Il est vrai que l’arrivée d’un avocat à la Chancellerie en avril 2019 avait suscité autant d’étonnement et d’espoir chez les avocats que d’inquiétude chez les magistrats. « Depuis le passage de Madické Niang de 2007 à 2009 et Sidiki Kaba de 2013 à 2017, le profil de l’avocat ministre de la Justice a disparu. Les membres du gouvernement à ce poste sont des hauts fonctionnaires, des professeurs ou des politiques professionnels issus du militantisme ». « Ce phénomène (…) est dû à la montée des passions corporatistes dans l’appareil d’État et à l’idée qu’un garde des Sceaux a avant tout pour mission de porter la parole de la magistrature et de refléter ses intérêts. Un avocat ne serait dès lors, dans cette optique, pas le mieux placé pour exprimer et défendre le point de vue des juges », selon Magor Sarr Juriste.

« Certains magistrats redoutaient Me Malick Sall bien sûr, mais beaucoup l’admiraient aussi », souligne toutefois Magor Sarr, Juriste, qui refuse toute « victimisation » des magistrats.

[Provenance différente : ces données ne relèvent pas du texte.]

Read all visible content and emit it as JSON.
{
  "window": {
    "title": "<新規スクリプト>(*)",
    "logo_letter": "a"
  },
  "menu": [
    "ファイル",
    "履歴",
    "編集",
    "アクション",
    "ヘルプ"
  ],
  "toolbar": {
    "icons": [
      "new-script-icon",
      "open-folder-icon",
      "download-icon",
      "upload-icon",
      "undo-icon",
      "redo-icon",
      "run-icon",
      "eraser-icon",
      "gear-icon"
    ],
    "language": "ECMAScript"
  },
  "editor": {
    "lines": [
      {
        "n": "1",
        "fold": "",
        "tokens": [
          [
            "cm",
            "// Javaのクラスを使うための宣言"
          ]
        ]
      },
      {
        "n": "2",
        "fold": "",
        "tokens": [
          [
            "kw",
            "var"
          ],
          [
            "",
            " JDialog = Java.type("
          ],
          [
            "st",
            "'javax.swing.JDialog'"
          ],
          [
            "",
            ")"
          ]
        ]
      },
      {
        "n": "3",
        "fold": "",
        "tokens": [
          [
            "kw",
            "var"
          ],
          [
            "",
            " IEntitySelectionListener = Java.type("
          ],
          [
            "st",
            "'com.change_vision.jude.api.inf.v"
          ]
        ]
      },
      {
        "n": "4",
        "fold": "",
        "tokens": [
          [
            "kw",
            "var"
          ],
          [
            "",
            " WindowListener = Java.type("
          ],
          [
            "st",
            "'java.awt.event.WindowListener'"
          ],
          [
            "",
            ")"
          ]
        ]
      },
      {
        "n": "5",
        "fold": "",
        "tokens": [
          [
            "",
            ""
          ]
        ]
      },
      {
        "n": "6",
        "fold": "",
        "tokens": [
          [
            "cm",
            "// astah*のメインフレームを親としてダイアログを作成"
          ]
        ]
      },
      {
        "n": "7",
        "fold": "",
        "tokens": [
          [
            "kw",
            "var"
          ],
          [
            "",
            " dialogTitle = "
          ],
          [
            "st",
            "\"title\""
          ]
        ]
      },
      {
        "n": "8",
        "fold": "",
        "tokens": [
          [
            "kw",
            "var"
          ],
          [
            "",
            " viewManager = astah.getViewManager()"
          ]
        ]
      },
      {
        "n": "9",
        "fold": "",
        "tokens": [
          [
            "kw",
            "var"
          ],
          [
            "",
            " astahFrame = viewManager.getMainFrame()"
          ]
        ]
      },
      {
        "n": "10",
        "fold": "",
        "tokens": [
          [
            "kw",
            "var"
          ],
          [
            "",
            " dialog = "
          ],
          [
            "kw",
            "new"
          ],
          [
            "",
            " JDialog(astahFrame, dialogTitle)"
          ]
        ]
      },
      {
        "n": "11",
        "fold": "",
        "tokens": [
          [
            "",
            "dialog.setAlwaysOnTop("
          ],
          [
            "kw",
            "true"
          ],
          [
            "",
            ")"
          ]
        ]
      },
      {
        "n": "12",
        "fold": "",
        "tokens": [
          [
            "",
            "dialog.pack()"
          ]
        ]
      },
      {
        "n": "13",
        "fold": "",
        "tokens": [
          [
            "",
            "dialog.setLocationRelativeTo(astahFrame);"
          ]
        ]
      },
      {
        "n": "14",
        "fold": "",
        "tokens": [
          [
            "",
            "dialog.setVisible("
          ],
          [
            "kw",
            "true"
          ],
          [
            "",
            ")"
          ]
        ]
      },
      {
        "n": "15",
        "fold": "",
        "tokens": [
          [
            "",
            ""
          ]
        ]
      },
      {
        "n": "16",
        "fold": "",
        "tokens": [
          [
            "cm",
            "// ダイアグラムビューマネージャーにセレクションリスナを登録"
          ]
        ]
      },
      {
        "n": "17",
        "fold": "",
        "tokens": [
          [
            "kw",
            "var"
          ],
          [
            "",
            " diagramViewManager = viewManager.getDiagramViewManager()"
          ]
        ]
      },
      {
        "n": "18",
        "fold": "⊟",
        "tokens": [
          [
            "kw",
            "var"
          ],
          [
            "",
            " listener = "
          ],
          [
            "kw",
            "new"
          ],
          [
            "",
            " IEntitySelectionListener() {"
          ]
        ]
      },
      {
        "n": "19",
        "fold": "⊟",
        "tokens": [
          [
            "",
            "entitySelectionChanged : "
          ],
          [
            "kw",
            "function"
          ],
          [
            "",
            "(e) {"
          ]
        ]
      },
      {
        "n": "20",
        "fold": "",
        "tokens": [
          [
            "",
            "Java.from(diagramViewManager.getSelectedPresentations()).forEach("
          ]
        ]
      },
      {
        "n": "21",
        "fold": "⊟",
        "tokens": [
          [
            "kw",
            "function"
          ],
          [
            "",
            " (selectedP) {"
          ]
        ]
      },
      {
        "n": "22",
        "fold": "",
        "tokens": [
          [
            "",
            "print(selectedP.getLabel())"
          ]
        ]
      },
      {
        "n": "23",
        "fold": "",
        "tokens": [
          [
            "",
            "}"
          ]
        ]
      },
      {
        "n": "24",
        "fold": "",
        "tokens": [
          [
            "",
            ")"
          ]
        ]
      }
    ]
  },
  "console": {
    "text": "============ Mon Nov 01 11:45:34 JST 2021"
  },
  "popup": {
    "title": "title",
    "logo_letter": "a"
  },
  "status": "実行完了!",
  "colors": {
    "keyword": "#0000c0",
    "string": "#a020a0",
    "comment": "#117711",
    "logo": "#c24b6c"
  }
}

Certains avaient même des accointances intellectuelles avec lui

Tout comme il ne faut pas voir un mouvement uniforme des magistrats, on ne peut faire de Me Malick Sall le ministre des avocats. Mais le nouveau ministre est « arrivé à un moment pas anodin », estime Magor Sarr. « Les choses ont été difficiles, avec la grève des greffiers, les nominations lors du dernier Conseil Supérieur de la magistrature », estime t’il.

Aujourd’hui, il urge de rétablir de bonnes relations entre avocats et magistrats même si, à priori, il n’y a aucun nuage. Le garde des Sceaux n’aurait pas dû faite convoquer le président de l’Ums. Il aurait dû tout de suite se désister ou se déporter », estime également Magor Sarr.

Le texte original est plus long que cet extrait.